Trenton on Christmas Night #RTTBROS #Nightlight #America250 #USA250 #Nation250
“It is of the LORD's mercies that we are not consumed, because his compassions fail not. They are new every morning: great is thy faithfulness.” — Lamentations 3:22-23
THE STORY
On Christmas night, 1776, everything was about to end. The Continental Army had been retreating for months. New York had fallen. New Jersey had fallen. Philadelphia was threatened. Men were deserting by the hundreds, their enlistments expiring, their feet leaving bloody prints in the snow. Washington's army had shrunk from twenty thousand men to fewer than three thousand. Thomas Paine, writing by firelight as he marched with the army, produced the lines that named the moment: "These are the times that try men's souls"
Washington decided to attack. The plan was to cross the ice-choked Delaware River on Christmas night, march nine miles to Trenton in the dark and cold, and surprise the Hessian garrison before dawn. It was the kind of plan that only a desperate man would attempt, and Washington was desperate in exactly the right way: desperate enough to trust God with what human calculation could not support.
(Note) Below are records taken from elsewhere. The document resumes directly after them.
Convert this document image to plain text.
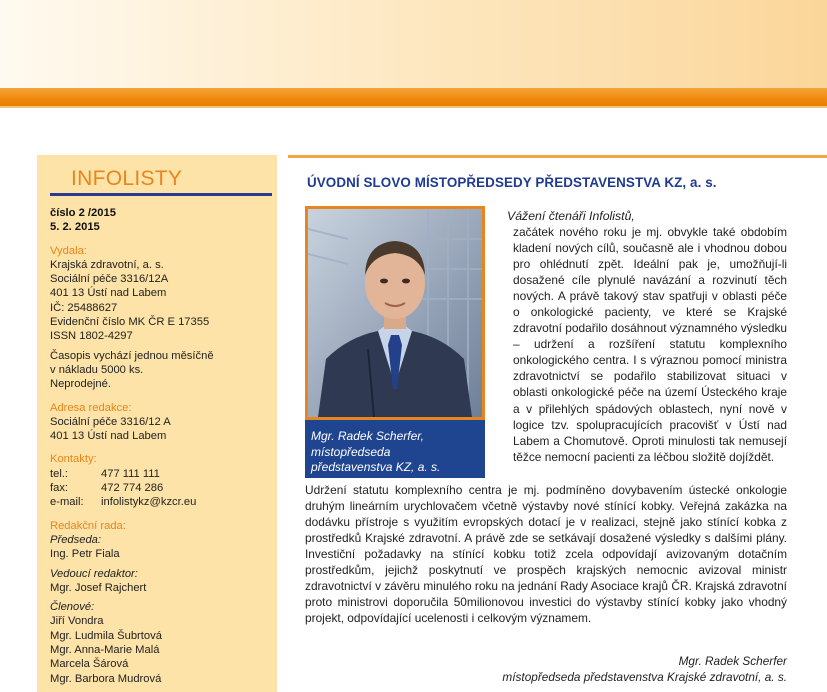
INFOLISTY
číslo 2 /2015
5. 2. 2015
Vydala:
Krajská zdravotní, a. s.
Sociální péče 3316/12A
401 13 Ústí nad Labem
IČ: 25488627
Evidenční číslo MK ČR E 17355
ISSN 1802-4297
Časopis vychází jednou měsíčně
v nákladu 5000 ks.
Neprodejné.
Adresa redakce:
Sociální péče 3316/12 A
401 13 Ústí nad Labem
Kontakty:
tel.:	477 111 111
fax:	472 774 286
e-mail:	infolistykz@kzcr.eu
Redakční rada:
Předseda:
Ing. Petr Fiala
Vedoucí redaktor:
Mgr. Josef Rajchert
Členové:
Jiří Vondra
Mgr. Ludmila Šubrtová
Mgr. Anna-Marie Malá
Marcela Šárová
Mgr. Barbora Mudrová
ÚVODNÍ SLOVO MÍSTOPŘEDSEDY PŘEDSTAVENSTVA KZ, a. s.
Mgr. Radek Scherfer,
místopředseda
představenstva KZ, a. s.
Vážení čtenáři Infolistů,

začátek nového roku je mj. obvykle také obdobím kladení nových cílů, současně ale i vhodnou dobou pro ohlédnutí zpět. Ideální pak je, umožňují-li dosažené cíle plynulé navázání a rozvinutí těch nových. A právě takový stav spatřuji v oblasti péče o onkologické pacienty, ve které se Krajské zdravotní podařilo dosáhnout významného výsledku – udržení a rozšíření statutu komplexního onkologického centra. I s výraznou pomocí ministra zdravotnictví se podařilo stabilizovat situaci v oblasti onkologické péče na území Ústeckého kraje a v přilehlých spádových oblastech, nyní nově v logice tzv. spolupracujících pracovišť v Ústí nad Labem a Chomutově. Oproti minulosti tak nemusejí těžce nemocní pacienti za léčbou složitě dojíždět.

Udržení statutu komplexního centra je mj. podmíněno dovybavením ústecké onkologie druhým lineárním urychlovačem včetně výstavby nové stínící kobky. Veřejná zakázka na dodávku přístroje s využitím evropských dotací je v realizaci, stejně jako stínící kobka z prostředků Krajské zdravotní. A právě zde se setkávají dosažené výsledky s dalšími plány. Investiční požadavky na stínící kobku totiž zcela odpovídají avizovaným dotačním prostředkům, jejichž poskytnutí ve prospěch krajských nemocnic avizoval ministr zdravotnictví v závěru minulého roku na jednání Rady Asociace krajů ČR. Krajská zdravotní proto ministrovi doporučila 50milionovou investici do výstavby stínící kobky jako vhodný projekt, odpovídající ucelenosti i celkovým významem.

Mgr. Radek Scherfer
místopředseda představenstva Krajské zdravotní, a. s.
The crossing was brutal. The river was full of ice. The boats were inadequate. It took far longer than planned, and the column did not reach Trenton until well after dawn. But something remarkable had happened in the Hessian camp. Their commander, Colonel Rall, had received a note during a Christmas celebration warning him that the Americans were coming. He had put the note in his pocket without reading it. He was still in bed when Washington's men came over the walls.
THE REFLECTION
Nine hundred Hessians were captured. Not a single American was killed in the battle. Washington wrote to Congress afterward: "Providence seems to have smiled on every part of this enterprise".
Lamentations 3:22-23 was written by Jeremiah in the rubble of Jerusalem. The city had fallen. The temple was destroyed. Everything he had loved was gone. And in the middle of the ash and the grief, he found something that had not failed: the mercies of God were new every morning. His faithfulness was great.
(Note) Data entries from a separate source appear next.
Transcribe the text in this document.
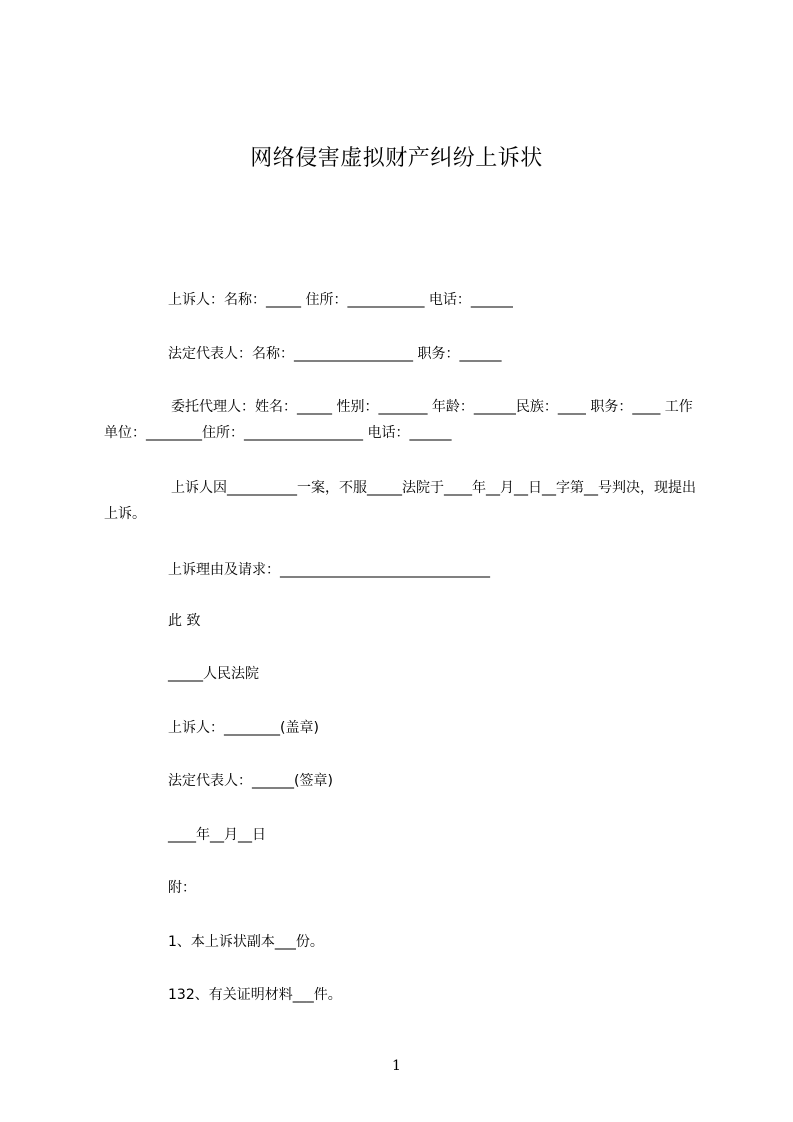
网络侵害虚拟财产纠纷上诉状
上诉人：名称：_____ 住所：___________ 电话：______
法定代表人：名称：_________________ 职务：______
委托代理人：姓名：_____ 性别：_______ 年龄：______民族：____ 职务：____ 工作单位：________住所：_________________ 电话：______
上诉人因__________一案，不服_____法院于____年__月__日__字第__号判决，现提出上诉。
上诉理由及请求：______________________________
此 致
_____人民法院
上诉人：________(盖章)
法定代表人：______(签章)
____年__月__日
附：
1、本上诉状副本___份。
132、有关证明材料___件。
1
Washington's army experienced that verse on Christmas night, 1776. They crossed an impossible river in the dark and cold, arrived late and found their enemy asleep, and won a victory that had no human explanation beyond the one Washington offered: Providence had smiled on every part of it. Colonel Rall's unread note is one of the most extraordinary details in American military history. A warning that could have prevented the battle sat in a dead man's pocket because God had other plans. The timing of the crossing, the ice, the delay, the darkness, the note that was never read, none of it was coincidental. It was morning mercy arriving in the form of a frozen river crossing on the night after Christmas.
The mercies of God are new every morning. Even the mornings when you have been retreating for months. Even the mornings when your men are bleeding through their boots. Even the mornings when everything says stop, and faith says cross. Cross the river. The mercies are waiting on the other side.